Luc Templier a adapté au théâtre 20 des 80 pages du document du même nom que l’écrivain Franz Kafka rédigea en 1919 à son père. Et dans laquelle il décrit une figure paternelle qui l’effraie et le domine.
"On avait présenté une première fois "Lettre au père" au Centre culturel de Bertrix , souligne Luc Templier, lui-même écrivain et qui avait déjà joué L’Art de vivre à la prison il y a quelques années. J’ai contacté le directeur de la prison, Frédéric de Thier, qui a donné son feu vert. "L’Art de vivre" était un spectacle positif et plus serein. En allant à la prison avec ce texte, on savait qu’on prenait des risques. Chacun est confronté à sa relation au père sous des formes et à des degrés très divers, qu’il soit manquant, abusif, violent, intolérant, alcoolique,…"
«L’espoir de casser la chaîne et d’une prise de conscience»

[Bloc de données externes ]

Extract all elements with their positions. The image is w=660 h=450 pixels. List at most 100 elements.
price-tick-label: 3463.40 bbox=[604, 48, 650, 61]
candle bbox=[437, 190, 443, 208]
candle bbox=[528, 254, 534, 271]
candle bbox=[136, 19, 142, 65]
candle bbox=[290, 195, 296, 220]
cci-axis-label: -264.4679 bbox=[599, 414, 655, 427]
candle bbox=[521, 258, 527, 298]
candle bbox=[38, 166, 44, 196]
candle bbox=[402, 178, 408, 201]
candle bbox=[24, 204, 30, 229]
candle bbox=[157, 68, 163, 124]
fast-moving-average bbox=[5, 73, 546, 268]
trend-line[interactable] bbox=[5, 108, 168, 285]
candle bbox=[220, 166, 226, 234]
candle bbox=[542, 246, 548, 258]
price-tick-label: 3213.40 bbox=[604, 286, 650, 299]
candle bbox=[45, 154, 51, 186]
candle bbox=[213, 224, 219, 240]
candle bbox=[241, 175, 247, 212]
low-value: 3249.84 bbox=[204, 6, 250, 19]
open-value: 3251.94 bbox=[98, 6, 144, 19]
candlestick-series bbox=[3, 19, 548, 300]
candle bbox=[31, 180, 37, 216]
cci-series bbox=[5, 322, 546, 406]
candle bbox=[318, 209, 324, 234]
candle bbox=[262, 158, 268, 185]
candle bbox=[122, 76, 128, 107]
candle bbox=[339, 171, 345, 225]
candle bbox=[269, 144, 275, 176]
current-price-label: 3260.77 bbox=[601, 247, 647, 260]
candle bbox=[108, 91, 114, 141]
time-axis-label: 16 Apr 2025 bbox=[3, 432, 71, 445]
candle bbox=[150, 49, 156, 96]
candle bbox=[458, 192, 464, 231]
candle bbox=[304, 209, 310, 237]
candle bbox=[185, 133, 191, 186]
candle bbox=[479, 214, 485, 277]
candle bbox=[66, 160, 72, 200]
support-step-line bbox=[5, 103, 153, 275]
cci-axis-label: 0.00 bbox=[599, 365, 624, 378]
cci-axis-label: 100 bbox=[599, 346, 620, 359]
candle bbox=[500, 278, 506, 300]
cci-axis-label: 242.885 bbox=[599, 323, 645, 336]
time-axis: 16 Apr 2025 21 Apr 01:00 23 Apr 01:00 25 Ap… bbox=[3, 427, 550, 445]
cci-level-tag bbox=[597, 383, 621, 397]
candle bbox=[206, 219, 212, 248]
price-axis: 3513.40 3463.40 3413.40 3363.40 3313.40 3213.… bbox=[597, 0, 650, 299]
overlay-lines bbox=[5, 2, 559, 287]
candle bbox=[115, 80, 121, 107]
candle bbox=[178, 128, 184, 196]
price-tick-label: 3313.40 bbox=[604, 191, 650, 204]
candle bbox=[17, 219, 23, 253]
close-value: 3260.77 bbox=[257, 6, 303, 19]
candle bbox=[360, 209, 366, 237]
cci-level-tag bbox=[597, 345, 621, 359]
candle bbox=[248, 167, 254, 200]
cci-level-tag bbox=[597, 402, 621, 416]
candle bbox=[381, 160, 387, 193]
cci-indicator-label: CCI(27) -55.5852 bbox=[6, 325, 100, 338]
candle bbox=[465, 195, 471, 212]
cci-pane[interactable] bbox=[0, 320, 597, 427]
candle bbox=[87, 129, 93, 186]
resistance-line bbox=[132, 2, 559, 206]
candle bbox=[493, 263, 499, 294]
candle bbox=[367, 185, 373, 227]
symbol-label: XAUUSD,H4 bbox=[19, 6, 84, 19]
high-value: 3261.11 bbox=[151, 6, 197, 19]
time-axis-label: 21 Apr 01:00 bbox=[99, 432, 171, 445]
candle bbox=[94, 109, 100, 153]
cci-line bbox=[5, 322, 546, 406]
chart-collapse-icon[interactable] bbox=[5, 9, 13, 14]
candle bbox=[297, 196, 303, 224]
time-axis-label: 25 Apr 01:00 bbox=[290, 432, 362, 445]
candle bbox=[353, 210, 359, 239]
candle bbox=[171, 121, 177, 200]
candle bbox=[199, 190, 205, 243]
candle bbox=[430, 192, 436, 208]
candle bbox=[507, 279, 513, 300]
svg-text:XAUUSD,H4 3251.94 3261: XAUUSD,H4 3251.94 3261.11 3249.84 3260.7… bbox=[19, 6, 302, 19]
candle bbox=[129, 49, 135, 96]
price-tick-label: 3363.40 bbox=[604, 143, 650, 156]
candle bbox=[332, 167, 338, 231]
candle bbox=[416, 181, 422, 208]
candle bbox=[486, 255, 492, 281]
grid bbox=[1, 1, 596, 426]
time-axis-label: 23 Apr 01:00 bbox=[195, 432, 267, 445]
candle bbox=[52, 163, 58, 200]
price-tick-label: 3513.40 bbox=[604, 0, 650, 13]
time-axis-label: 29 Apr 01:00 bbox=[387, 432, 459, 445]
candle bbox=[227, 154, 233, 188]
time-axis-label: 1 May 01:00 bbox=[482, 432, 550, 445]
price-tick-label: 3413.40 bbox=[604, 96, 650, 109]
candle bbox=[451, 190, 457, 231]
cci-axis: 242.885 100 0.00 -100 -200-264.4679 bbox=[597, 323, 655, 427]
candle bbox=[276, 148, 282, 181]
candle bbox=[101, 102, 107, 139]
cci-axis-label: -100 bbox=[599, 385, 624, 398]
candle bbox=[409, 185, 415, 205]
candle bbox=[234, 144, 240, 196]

Luc Templier poursuit: "Il confronte très fort le public, et plus encore les détenus. Les gens avaient déjà être très touchés à Bertrix. C’est incroyable le nombre de personnes qui avaient témoigné être concernées. C’est pour cela qu’on voulait jouer à la prison, avec aussi l’espoir de casser la chaîne et d’une prise de conscience en tant que père."
Il insiste encore: "Comment est-ce possible que tu m’obliges à faire ce que tu ne fais pas? Cette question revient à maintes reprises dans la lettre. C’est un nœud du problème. Le père demande parfois aux enfants de faire ce qu’il ne fait pas, comme, par exemple, de ne pas fumer alors qu’il fume. Dans "Lettre au père, le père est tellement envahissant, écrase tellement son fils, qu’il devient un dragon. Il faut bien que le fils émerge d’une manière ou d’un autre. Cela peut-être dans la violence ou d’autres dysfonctionnements. Pour Kafka, cela a été dans l’écriture, qui l’a sauvé".
S’il en allait finalement de même, dans l’écriture ou le théâtre, pour des détenus?